La Chambre de commerce et d’industrie Afrique/RDC a rassemblé ce samedi à Kinshasa une large palette d’acteurs économiques autour d’une même ambition : structurer enfin un véritable tissu entrepreneurial autour de l’agro-industrie en République démocratique du Congo. Un pari économique autant qu’un défi stratégique pour un pays dont la dépendance aux importations alimentaires reste persistante malgré son potentiel agricole immense.
Gaby Kalumba, président de la CCI Afrique-RDC, a ouvert les débats en soulignant que la création d’un écosystème agro-industriel solide, innovant et inclusif devait s’imposer comme un levier pour combattre la pauvreté et stimuler l’emploi. « Ce que nous proposons, c’est un modèle qui transforme notre capacité agricole en produits finis, adaptés aux besoins de nos communautés », a-t-il affirmé devant une audience composée d’entrepreneurs, de chercheurs, d’agronomes et de représentants des ministères concernés.
Le forum s’est articulé autour d’un diagnostic structuré du secteur. Première étape : identifier les différents acteurs, souvent éparpillés ou peu structurés, qui évoluent dans la chaîne de valeur agro-industrielle — des producteurs ruraux aux unités de transformation semi-artisanales en passant par les investisseurs potentiels. Ensuite : dresser un tableau précis des opportunités commerciales et des freins, notamment liés à la fiscalité parallèle, au manque d’infrastructures ou encore à l’absence de soutien technique cohérent.
Les participants ont insisté sur la nécessité d’un accompagnement gouvernemental mieux ciblé, qui dépasserait la simple rhétorique.

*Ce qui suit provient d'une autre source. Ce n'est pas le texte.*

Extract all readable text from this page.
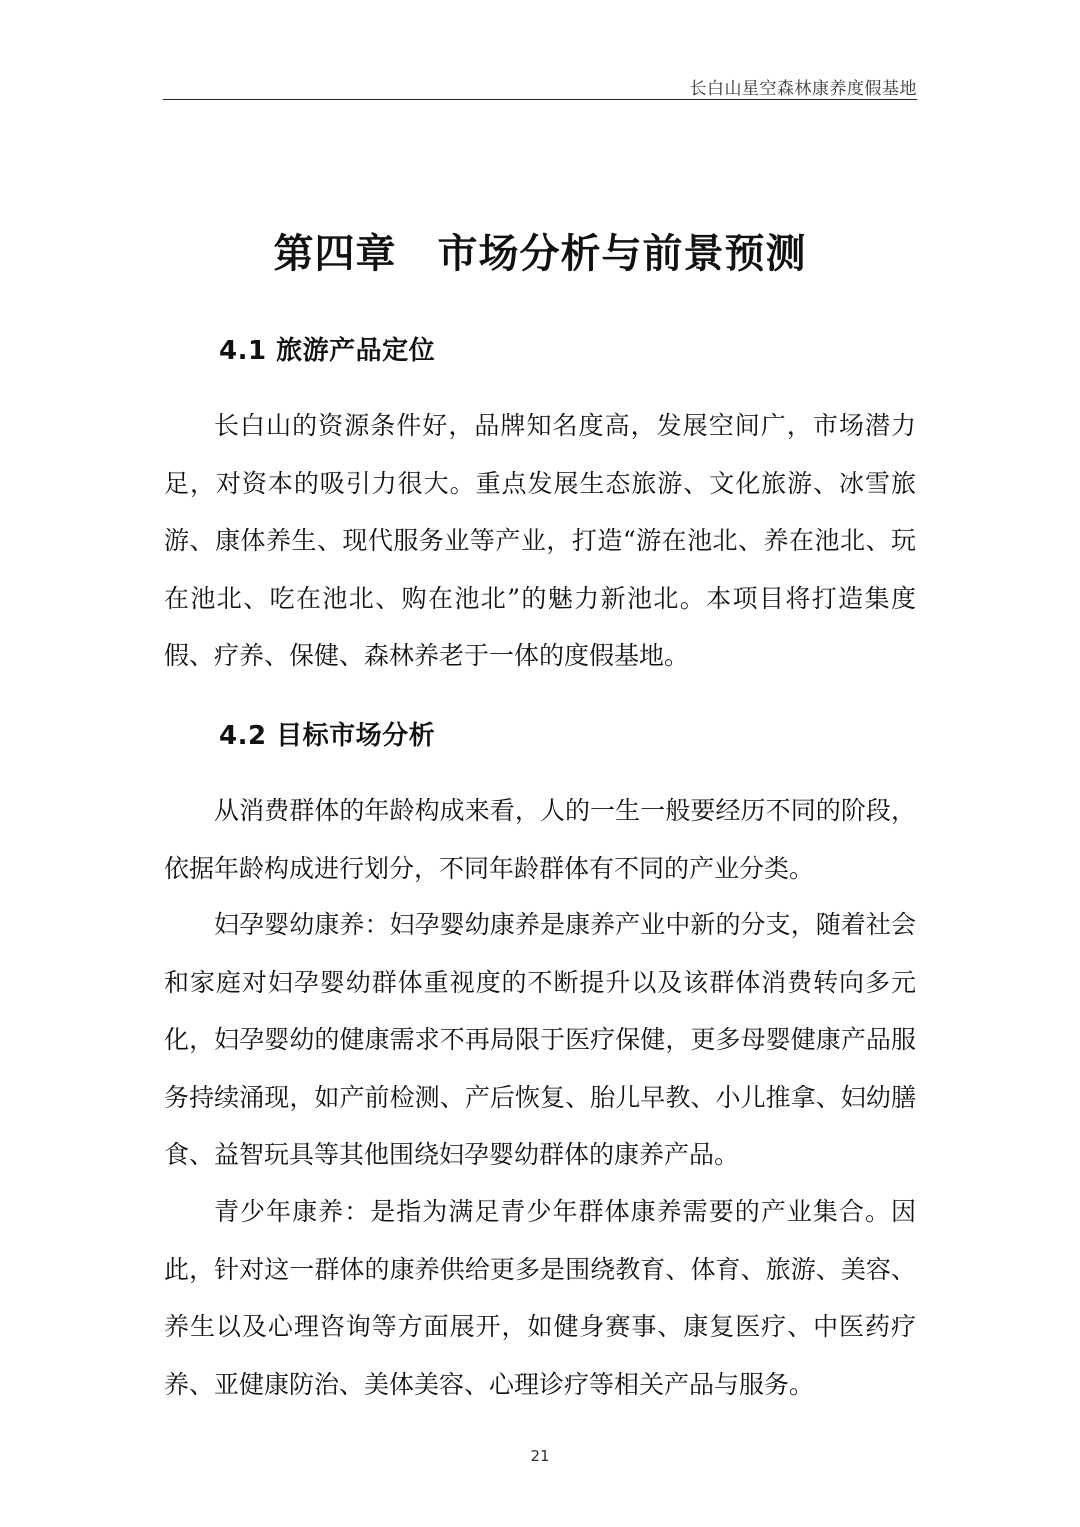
长白山星空森林康养度假基地
第四章　市场分析与前景预测
4.1 旅游产品定位

长白山的资源条件好，品牌知名度高，发展空间广，市场潜力足，对资本的吸引力很大。重点发展生态旅游、文化旅游、冰雪旅游、康体养生、现代服务业等产业，打造“游在池北、养在池北、玩在池北、吃在池北、购在池北”的魅力新池北。本项目将打造集度假、疗养、保健、森林养老于一体的度假基地。

4.2 目标市场分析

从消费群体的年龄构成来看，人的一生一般要经历不同的阶段，依据年龄构成进行划分，不同年龄群体有不同的产业分类。

妇孕婴幼康养：妇孕婴幼康养是康养产业中新的分支，随着社会和家庭对妇孕婴幼群体重视度的不断提升以及该群体消费转向多元化，妇孕婴幼的健康需求不再局限于医疗保健，更多母婴健康产品服务持续涌现，如产前检测、产后恢复、胎儿早教、小儿推拿、妇幼膳食、益智玩具等其他围绕妇孕婴幼群体的康养产品。

青少年康养：是指为满足青少年群体康养需要的产业集合。因此，针对这一群体的康养供给更多是围绕教育、体育、旅游、美容、养生以及心理咨询等方面展开，如健身赛事、康复医疗、中医药疗养、亚健康防治、美体美容、心理诊疗等相关产品与服务。

21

Pour Kalumba, « le soutien aux filières agroalimentaires ne peut plus être conçu comme un bonus, mais comme une stratégie de souveraineté ». Il a même rappelé une parole marquante de feu Cardinal Monsengwo : « Ce qui compte ce n’est pas ce que le pays nous donne, mais ce que nous, nous donnons au pays. » Une manière d’appeler chacun à la responsabilité économique collective.
Le forum a aussi mis en lumière un décalage inquiétant entre le potentiel agricole de la RDC et son incapacité chronique à le transformer localement. Alors que plus de 80 % des produits alimentaires de consommation courante dans les villes sont importés, plusieurs intervenants ont présenté des modèles inspirants de coopératives ou d’unités de production à échelle intermédiaire, capables de répondre à la demande locale tout en créant des emplois pérennes.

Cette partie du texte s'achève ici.